Sans que cela soit péjoratif, Dino Risi est sans doute le plus « léger » des cinéastes de sa génération. Entendons par là qu’il a plus souvent fait œuvre d’amuseur que de pamphlétaire. C’est pourquoi ce film, profondément politique, n’a pas connu le même succès que ses autres œuvres.Au nom du peuple italien Méconnu, «Au nom du peuple italien» n’en reste pas moins un repaire dans le cinéma de la dernière décennie. Il n’est d’ailleurs pas sans rappeler une célèbre histoire judiciaire française qui, à ce jour, n’a pas encore connu son épilogue. Initialement, ce scénario imaginé par le tandem Age-Scarpelli devait s’appeler » Face à face » car il met en scène deux visages de la société italienne un juge (bien sûr au dessus de tout soupçon, interprété par Tognazzi) et un corrupteur (Vittorio Gassman).

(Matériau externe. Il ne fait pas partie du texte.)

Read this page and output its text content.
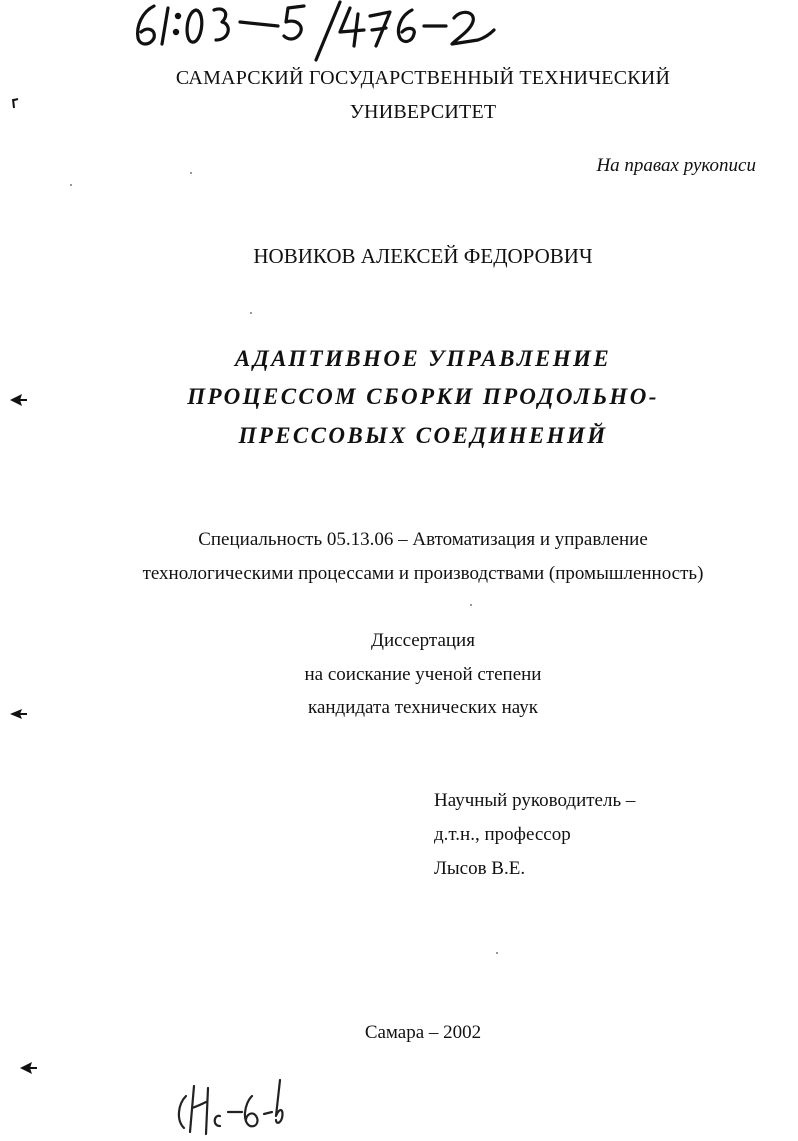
САМАРСКИЙ ГОСУДАРСТВЕННЫЙ ТЕХНИЧЕСКИЙ
УНИВЕРСИТЕТ
На правах рукописи
НОВИКОВ АЛЕКСЕЙ ФЕДОРОВИЧ
АДАПТИВНОЕ УПРАВЛЕНИЕ
ПРОЦЕССОМ СБОРКИ ПРОДОЛЬНО-
ПРЕССОВЫХ СОЕДИНЕНИЙ
Специальность 05.13.06 – Автоматизация и управление
технологическими процессами и производствами (промышленность)
Диссертация
на соискание ученой степени
кандидата технических наук
Научный руководитель –
д.т.н., профессор
Лысов В.Е.
Самара – 2002
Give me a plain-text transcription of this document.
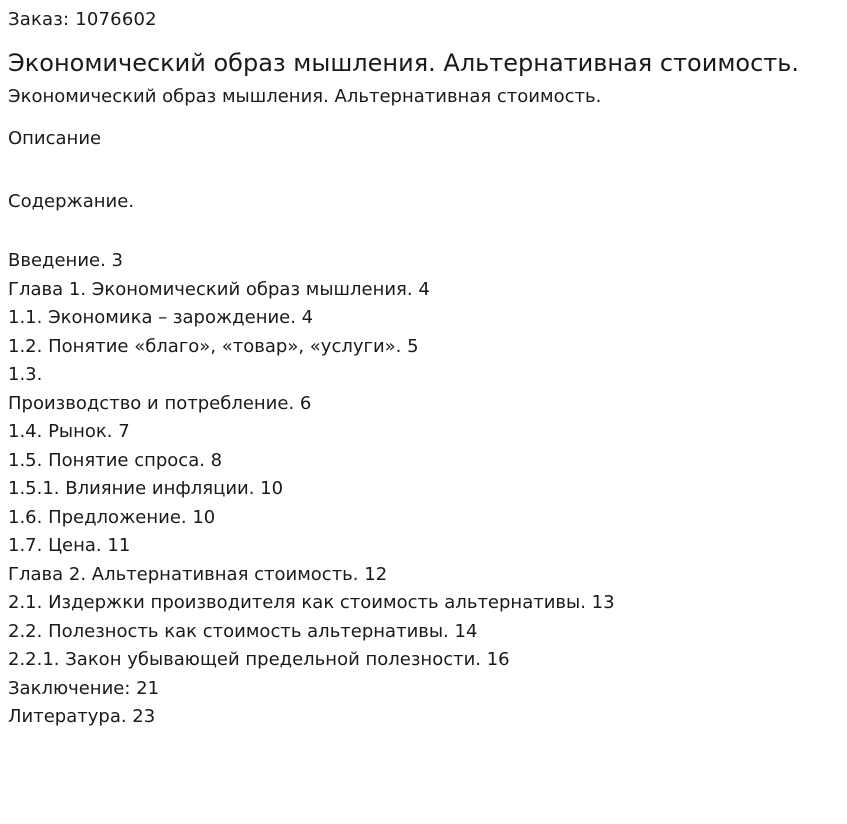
Заказ: 1076602

Экономический образ мышления. Альтернативная стоимость.

Экономический образ мышления. Альтернативная стоимость.

Описание

Содержание.

Введение. 3
Глава 1. Экономический образ мышления. 4
1.1. Экономика – зарождение. 4
1.2. Понятие «благо», «товар», «услуги». 5
1.3.
Производство и потребление. 6
1.4. Рынок. 7
1.5. Понятие спроса. 8
1.5.1. Влияние инфляции. 10
1.6. Предложение. 10
1.7. Цена. 11
Глава 2. Альтернативная стоимость. 12
2.1. Издержки производителя как стоимость альтернативы. 13
2.2. Полезность как стоимость альтернативы. 14
2.2.1. Закон убывающей предельной полезности. 16
Заключение: 21
Литература. 23
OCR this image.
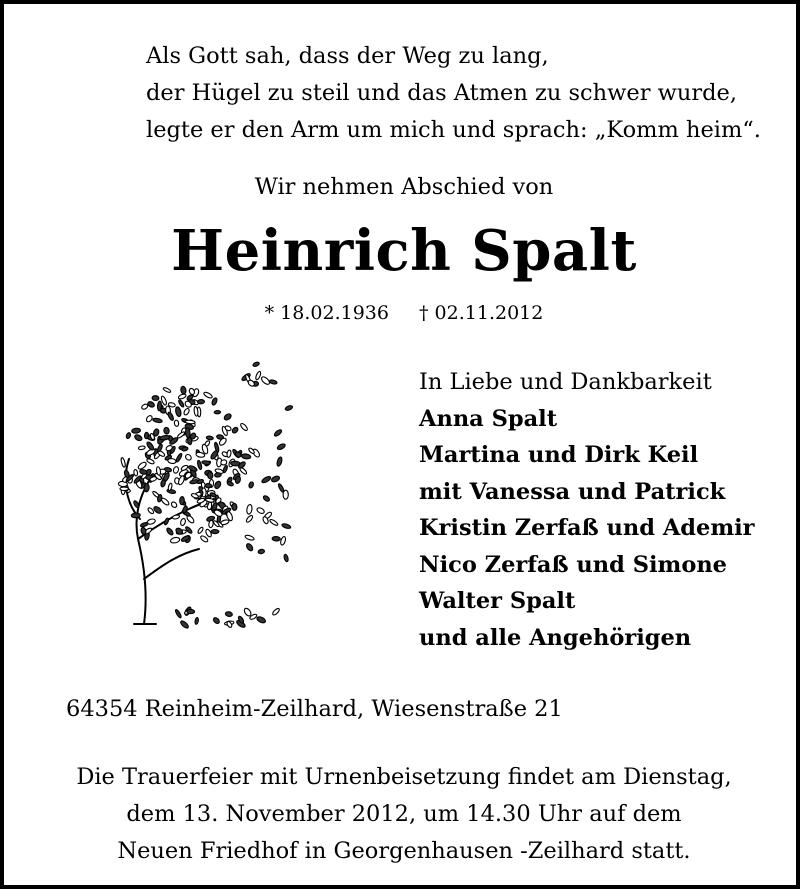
Als Gott sah, dass der Weg zu lang,
der Hügel zu steil und das Atmen zu schwer wurde,
legte er den Arm um mich und sprach: „Komm heim“.
Wir nehmen Abschied von
Heinrich Spalt
* 18.02.1936 † 02.11.2012
In Liebe und Dankbarkeit
Anna Spalt
Martina und Dirk Keil
mit Vanessa und Patrick
Kristin Zerfaß und Ademir
Nico Zerfaß und Simone
Walter Spalt
und alle Angehörigen
64354 Reinheim-Zeilhard, Wiesenstraße 21
Die Trauerfeier mit Urnenbeisetzung findet am Dienstag,
dem 13. November 2012, um 14.30 Uhr auf dem
Neuen Friedhof in Georgenhausen -Zeilhard statt.
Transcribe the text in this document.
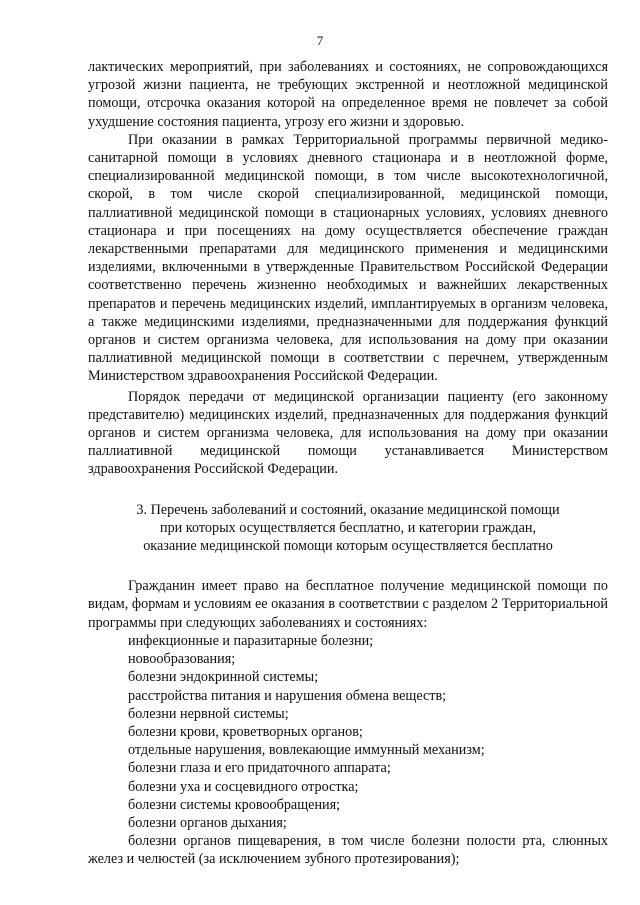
7

лактических мероприятий, при заболеваниях и состояниях, не сопровождающихся угрозой жизни пациента, не требующих экстренной и неотложной медицинской помощи, отсрочка оказания которой на определенное время не повлечет за собой ухудшение состояния пациента, угрозу его жизни и здоровью.

При оказании в рамках Территориальной программы первичной медико-санитарной помощи в условиях дневного стационара и в неотложной форме, специализированной медицинской помощи, в том числе высокотехнологичной, скорой, в том числе скорой специализированной, медицинской помощи, паллиативной медицинской помощи в стационарных условиях, условиях дневного стационара и при посещениях на дому осуществляется обеспечение граждан лекарственными препаратами для медицинского применения и медицинскими изделиями, включенными в утвержденные Правительством Российской Федерации соответственно перечень жизненно необходимых и важнейших лекарственных препаратов и перечень медицинских изделий, имплантируемых в организм человека, а также медицинскими изделиями, предназначенными для поддержания функций органов и систем организма человека, для использования на дому при оказании паллиативной медицинской помощи в соответствии с перечнем, утвержденным Министерством здравоохранения Российской Федерации.

Порядок передачи от медицинской организации пациенту (его законному представителю) медицинских изделий, предназначенных для поддержания функций органов и систем организма человека, для использования на дому при оказании паллиативной медицинской помощи устанавливается Министерством здравоохранения Российской Федерации.

3. Перечень заболеваний и состояний, оказание медицинской помощи
при которых осуществляется бесплатно, и категории граждан,
оказание медицинской помощи которым осуществляется бесплатно

Гражданин имеет право на бесплатное получение медицинской помощи по видам, формам и условиям ее оказания в соответствии с разделом 2 Территориальной программы при следующих заболеваниях и состояниях:

инфекционные и паразитарные болезни;
новообразования;
болезни эндокринной системы;
расстройства питания и нарушения обмена веществ;
болезни нервной системы;
болезни крови, кроветворных органов;
отдельные нарушения, вовлекающие иммунный механизм;
болезни глаза и его придаточного аппарата;
болезни уха и сосцевидного отростка;
болезни системы кровообращения;
болезни органов дыхания;
болезни органов пищеварения, в том числе болезни полости рта, слюнных желез и челюстей (за исключением зубного протезирования);
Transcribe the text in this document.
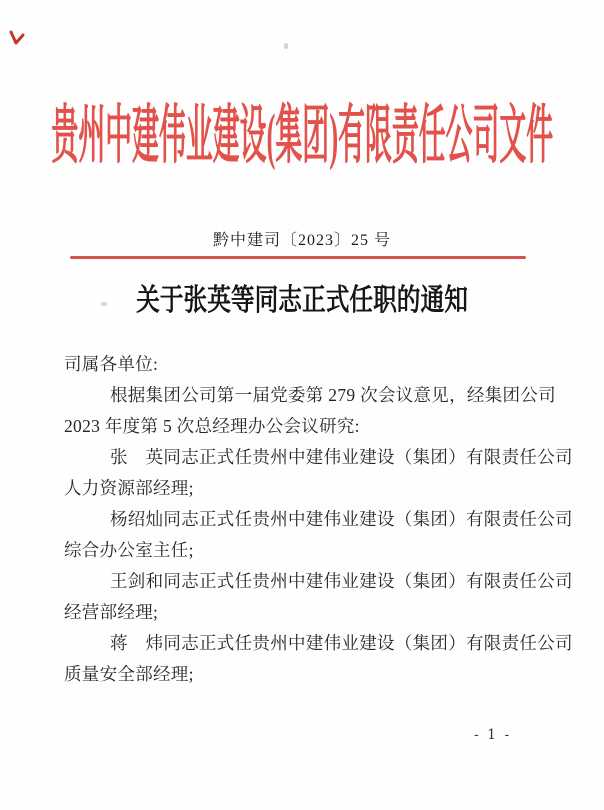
贵州中建伟业建设(集团)有限责任公司文件
黔中建司〔2023〕25 号
关于张英等同志正式任职的通知
司属各单位:
根据集团公司第一届党委第 279 次会议意见，经集团公司
2023 年度第 5 次总经理办公会议研究:
张　英同志正式任贵州中建伟业建设（集团）有限责任公司
人力资源部经理;
杨绍灿同志正式任贵州中建伟业建设（集团）有限责任公司
综合办公室主任;
王剑和同志正式任贵州中建伟业建设（集团）有限责任公司
经营部经理;
蒋　炜同志正式任贵州中建伟业建设（集团）有限责任公司
质量安全部经理;
- 1 -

Maniaque de l’honnêteté, le juge Bonifazi compense la modestie de son train de vie par les pouvoirs illimités que lui confère sa charge de magistrat. Il lutte contre tous ceux que l’on appelle «les puissants» : les fraudeurs, les industriels, les promoteurs. Enquêtant sur la mort d’une jeune fille, il s’aperçoit qu’un important homme d’affaires, Lorenzo Santenocito, a de sérieuses raisons d’être impliqué dans ce meurtre. Bien connu pour ses tentatives de corruption, Santenocito, apparaît très vite aux yeux du juge comme le suspect numéro un. Tous ses alibis sont réfutés systématiquement par l’homme de loi. Possédant pourtant la preuve de l’innocence de l’industriel, Bonifazi poursuit le combat qu’il a engagé. Il fait arrêter l’industriel elle met en prison. Ainsi, le juge prouve sa supériorité face au pouvoir de l’argent. En condamnant ce «puissant», il estime avoir fait œuvre de salubrité publique. Son idéal politique l’emportant sur la morale judiciaire. Assez mal reçu en Italie, ce film qui n’exclut pas non plus l’humour de son propos, a malheureusement prouvé plusieurs fois que la fiction rejoignait souvent la réalité. A conseiller à tous ceux qui se sont passionnés pour l’affaire de Bruay-en-Artois.